Mijn handen vouwen t-shirts en broeken en sorteren sokken. Ondertussen zie ik op het journaal hoe de eerst genezen mensen opgelucht het ziekenhuis verlaten. Hoe voelen ze zich? Je leeft nog, gelukkig. Maar je hebt het niet helemaal zelf gedaan. Heb je de wereld niet een beetje verraden? Al die weken heeft een machine voor je geademd. Een mens op intensieve zorgen is een vreemde combinatie van biologie en technologie. Beademingsapparaten zijn te groot en zwaar om mee rond te lopen. Ze gaan kleiner worden en op dat moment gaan we gewoon verder met lesgeven, sporten of winkelen. Hoe zouden we er over duizend jaar uitzien? Was dit lichaam van vlees en bloed maar een fase? Hoe lang nog voor we niet meer sterven? Ik denk dat de eerste onsterfelijke mensen al rondlopen. We krijgen steeds meer greep op de natuur. Covid 19 heeft ons nu even het huis in gejaagd. Ken je de uitspraak ‘losing the battle but winning the war’? Maak je geen zorgen. Deze nederlaag is tijdelijk. We slaan des te harder terug. Deze pandemie zal onze greep op de wereld nog vergroten. Het is al aan het gebeuren, extra medisch onderzoek, ‘contact tracing’, overal pijlen en borden met nieuwe regels. Ik weet alleen niet of het zo triomfantelijk zal zijn als het klinkt. Het lijkt leuk om de wereld naar wens te veranderen en je lot zelf te bepalen. Maar daar sta je dan. In dit oneindige heelal. Wat nu? Welke zin heeft het nog? Vroeger waren we afhankelijk van de natuur maar vonden we troost in verhalen en goden. Nu we zelf alle macht en controle hebben is er geen verhaal meer. Er is alleen nog ‘hoe’ en niet meer ‘waarom’. Je leeft want je longen ademen nog. Ik heb dit niet zelf bedacht. Lees ‘Homo Deus. Een kleine geschiedenis van de toekomst’ van Yuval Noah Harari.

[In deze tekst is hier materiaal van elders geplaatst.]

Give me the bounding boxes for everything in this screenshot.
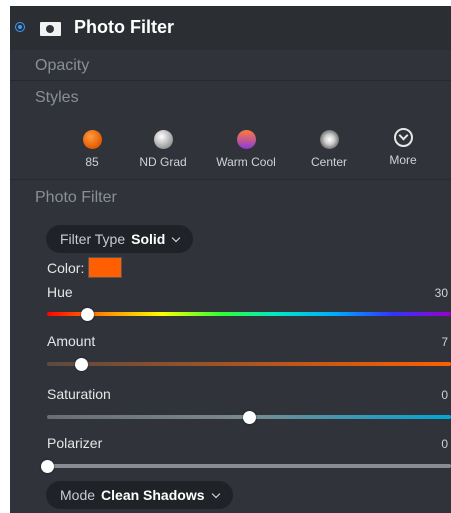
- warm-cool-circle-swatch-icon: [236, 130, 256, 149]
- color-swatch[interactable]: [88, 257, 122, 278]
- chevron-circle-down-icon: [393, 128, 413, 147]
- filter-type-dropdown[interactable]: Filter Type Solid: [46, 225, 194, 253]
- divider: [10, 179, 451, 180]
- hue-value: 30: [434, 286, 448, 300]
- enable-radio-icon[interactable]: [15, 22, 25, 32]
- amount-label: Amount: [47, 333, 96, 349]
- photo-filter-section-label[interactable]: Photo Filter: [35, 189, 117, 207]
- panel-title: Photo Filter: [74, 17, 174, 37]
- mode-dropdown[interactable]: Mode Clean Shadows: [46, 481, 233, 509]
- color-label: Color:: [47, 260, 85, 276]
- polarizer-label: Polarizer: [47, 435, 103, 451]
- photo-filter-panel: Photo Filter Opacity Styles 85 ND Grad W…: [10, 6, 451, 513]
- polarizer-value: 0: [441, 437, 448, 451]
- style-label: 85: [85, 155, 99, 169]
- style-label: Warm Cool: [216, 155, 276, 169]
- amount-value: 7: [441, 335, 448, 349]
- photo-filter-icon: [40, 22, 61, 36]
- filter-type-value: Solid: [131, 231, 166, 247]
- saturation-slider-handle[interactable]: [242, 411, 256, 424]
- hue-slider-handle[interactable]: [80, 308, 94, 321]
- style-85[interactable]: 85: [52, 124, 132, 169]
- styles-section-label[interactable]: Styles: [35, 89, 79, 107]
- style-more[interactable]: More: [363, 124, 443, 167]
- amount-slider-handle[interactable]: [74, 358, 88, 371]
- style-center[interactable]: Center: [289, 124, 369, 169]
- styles-row: 85 ND Grad Warm Cool Center More: [10, 124, 451, 180]
- mode-label: Mode: [60, 487, 96, 503]
- polarizer-slider-track[interactable]: [47, 464, 451, 468]
- chevron-down-icon: [211, 489, 220, 499]
- divider: [10, 80, 451, 81]
- hue-slider-track[interactable]: [47, 312, 451, 316]
- orange-circle-swatch-icon: [82, 130, 102, 149]
- style-nd-grad[interactable]: ND Grad: [123, 124, 203, 169]
- style-label: More: [389, 153, 417, 167]
- mode-value: Clean Shadows: [101, 487, 205, 503]
- filter-type-label: Filter Type: [60, 231, 126, 247]
- chevron-down-icon: [172, 233, 181, 243]
- style-label: Center: [310, 155, 348, 169]
- panel-header[interactable]: Photo Filter: [10, 6, 451, 50]
- saturation-value: 0: [441, 388, 448, 402]
- gray-circle-swatch-icon: [153, 130, 173, 149]
- saturation-label: Saturation: [47, 386, 111, 402]
- style-warm-cool[interactable]: Warm Cool: [206, 124, 286, 169]
- amount-slider-track[interactable]: [47, 362, 451, 366]
- opacity-section-label[interactable]: Opacity: [35, 57, 89, 75]
- style-label: ND Grad: [139, 155, 187, 169]
- hue-label: Hue: [47, 284, 73, 300]
- center-vignette-swatch-icon: [319, 130, 339, 149]
- polarizer-slider-handle[interactable]: [40, 460, 54, 473]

Ik leg de opgevouwen was in mijn kleerkast. Ondertussen verdwalen mijn gedachten in filosofische ideeën over geschiedenis en de zin van technologie. We blijven steeds verfijnder sleutelen aan mensen in ziekenhuizen. Ze worden maanden in leven gehouden. Of dit leven nog betekenis heeft wordt uit het oog verloren. Het is fijn als je een corona-besmetting overleeft en daarna nog waardevolle momenten mag beleven, maar hebben we dit altijd voor ogen? We moeten terug leren omgaan met de dood. Is het echt zo erg? Wat mag er niet stilvallen, de mensen of de machines? Ze zijn verweven met elkaar.